Rosario montaba
al amanecer, usaba una galera marrón con cintas, unos bridges blancos, sin
mácula y un miriñaque cubierto de seda glisada. El caballo recibía un puntapié
delicado y empezaba su recorrido. A Rosario le gustaba correr hasta la laguna,
las cintas volaban, la seda se enamoraba del viento, cubriendo las ancas de su
caballo.
Ella sabía
ponerse de pie en la montura, el miriñaque la protegía, danzaba levantando una
pierna con medias, zapatillas de bailarina y ligas de encaje blanco, ponía sus
manos en el corcel y cantando una canción medieval, llegaba a un castillo
abandonado. Le daba agua al animal y se metían en la laguna, ambos para
quitarse el calor de correr bajo los olivos. Preparaba un colchón de paja
brava, el corcel, agotado, se acostaba. Rosario entraba al castillo y siempre
había un lecho mullido, para que descansara. ¿Quién hacía todo esto? Para ella
era un misterio que prefería ignorar.
Todos los
amaneceres, Rosario repetía la misma ceremonia. Cabalgar hasta el castillo y
descansar en el mismo lecho. Había un olor a espliego que la hacía descansar
profundo.

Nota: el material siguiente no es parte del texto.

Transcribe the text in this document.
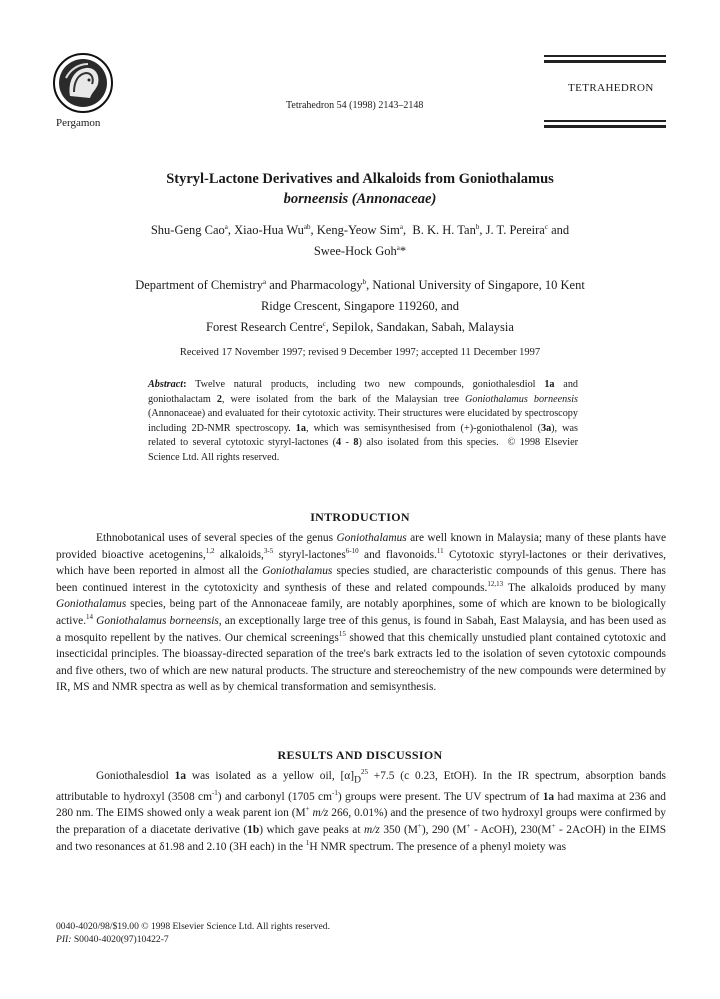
Pergamon
Tetrahedron 54 (1998) 2143–2148
TETRAHEDRON
Styryl-Lactone Derivatives and Alkaloids from Goniothalamus
borneensis (Annonaceae)
Shu-Geng Cao$^a$, Xiao-Hua $Wu^{ab}$, Keng-Yeow Sim$^a$,  B. K. H. Tan$^b$, J. T. Pereira$^c$ and
Swee-Hock Goh$^a$*
Department of Chemistry$^a$ and Pharmacology$^b$, National University of Singapore, 10 Kent
Ridge Crescent, Singapore 119260, and
Forest Research Centre$^c$, Sepilok, Sandakan, Sabah, Malaysia
Received 17 November 1997; revised 9 December 1997; accepted 11 December 1997
Abstract: Twelve natural products, including two new compounds, goniothalesdiol 1a and goniothalactam 2, were isolated from the bark of the Malaysian tree Goniothalamus borneensis (Annonaceae) and evaluated for their cytotoxic activity. Their structures were elucidated by spectroscopy including 2D-NMR spectroscopy. 1a, which was semisynthesised from (+)-goniothalenol (3a), was related to several cytotoxic styryl-lactones (4 - 8) also isolated from this species.  © 1998 Elsevier Science Ltd. All rights reserved.
INTRODUCTION

Ethnobotanical uses of several species of the genus Goniothalamus are well known in Malaysia; many of these plants have provided bioactive acetogenins,$^{1,2}$ alkaloids,$^{3-5}$ styryl-lactones$^{6-10}$ and flavonoids.$^{11}$ Cytotoxic styryl-lactones or their derivatives, which have been reported in almost all the Goniothalamus species studied, are characteristic compounds of this genus. There has been continued interest in the cytotoxicity and synthesis of these and related compounds.$^{12,13}$ The alkaloids produced by many Goniothalamus species, being part of the Annonaceae family, are notably aporphines, some of which are known to be biologically active.$^{14}$ Goniothalamus borneensis, an exceptionally large tree of this genus, is found in Sabah, East Malaysia, and has been used as a mosquito repellent by the natives. Our chemical screenings$^{15}$ showed that this chemically unstudied plant contained cytotoxic and insecticidal principles. The bioassay-directed separation of the tree's bark extracts led to the isolation of seven cytotoxic compounds and five others, two of which are new natural products. The structure and stereochemistry of the new compounds were determined by IR, MS and NMR spectra as well as by chemical transformation and semisynthesis.

RESULTS AND DISCUSSION

Goniothalesdiol 1a was isolated as a yellow oil, $[\alpha]_D^{25} +7.5$ (c 0.23, EtOH). In the IR spectrum, absorption bands attributable to hydroxyl (3508 $cm^{-1}$) and carbonyl (1705 $cm^{-1}$) groups were present. The UV spectrum of 1a had maxima at 236 and 280 nm. The EIMS showed only a weak parent ion (M+ m/z 266, 0.01%) and the presence of two hydroxyl groups were confirmed by the preparation of a diacetate derivative (1b) which gave peaks at m/z 350 (M+), 290 (M+ - AcOH), 230(M+ - 2AcOH) in the EIMS and two resonances at δ1.98 and 2.10 (3H each) in the $^1$H NMR spectrum. The presence of a phenyl moiety was

0040-4020/98/$19.00 © 1998 Elsevier Science Ltd. All rights reserved.
PII: S0040-4020(97)10422-7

Una mañana llegó al castillo y la mitad se había derrumbado.
Necesitaba descansar, le pareció muy natural que su lecho estuviera en el único
lugar techado. Alguien había reforzado con un dosel de hierro, el contorno del
lecho, para evitar que le cayera un pedazo de techo en la cabeza. Esta vez
también prefirió ignorar quién era.
Pasó mucho tiempo
estudiando en Bahía Blanca. Dejó a cargo de unos vecinos de su confianza, una
maleta enorme, con todos sus disfraces de amazona. Y suelto a su aire, el
caballo que ella montaba.
Volvió dos
años después en el mes de Octubre, donde los árboles reventaban de
hojas, de frutos y flores. Llamó a su caballo haciendo silbato con los dedos,
apareció enseguida, lo montó en pelo y recorrió todo el paisaje.
El castillo no
estaba, se había derruido en su totalidad. Le sorprendió encontrar un lecho de
campaña, bajo unos aromos y en una mesa chica, con una pata quebrada, había una
copa inmensa de helado de chocolate y limón recién servido. Rosario se lo comió
tan rápido como cabalgaba, con los dientes congelados se levantó y caminando
encontró, entre los escombros, una vieja zapatilla de baile, un sombrero que en otros
tiempos debió ser muy hermoso y un pedazo enorme de seda, que glisaba desde
unas piedras.
Montó a paso
lento y esta vez, también prefirió ignorar.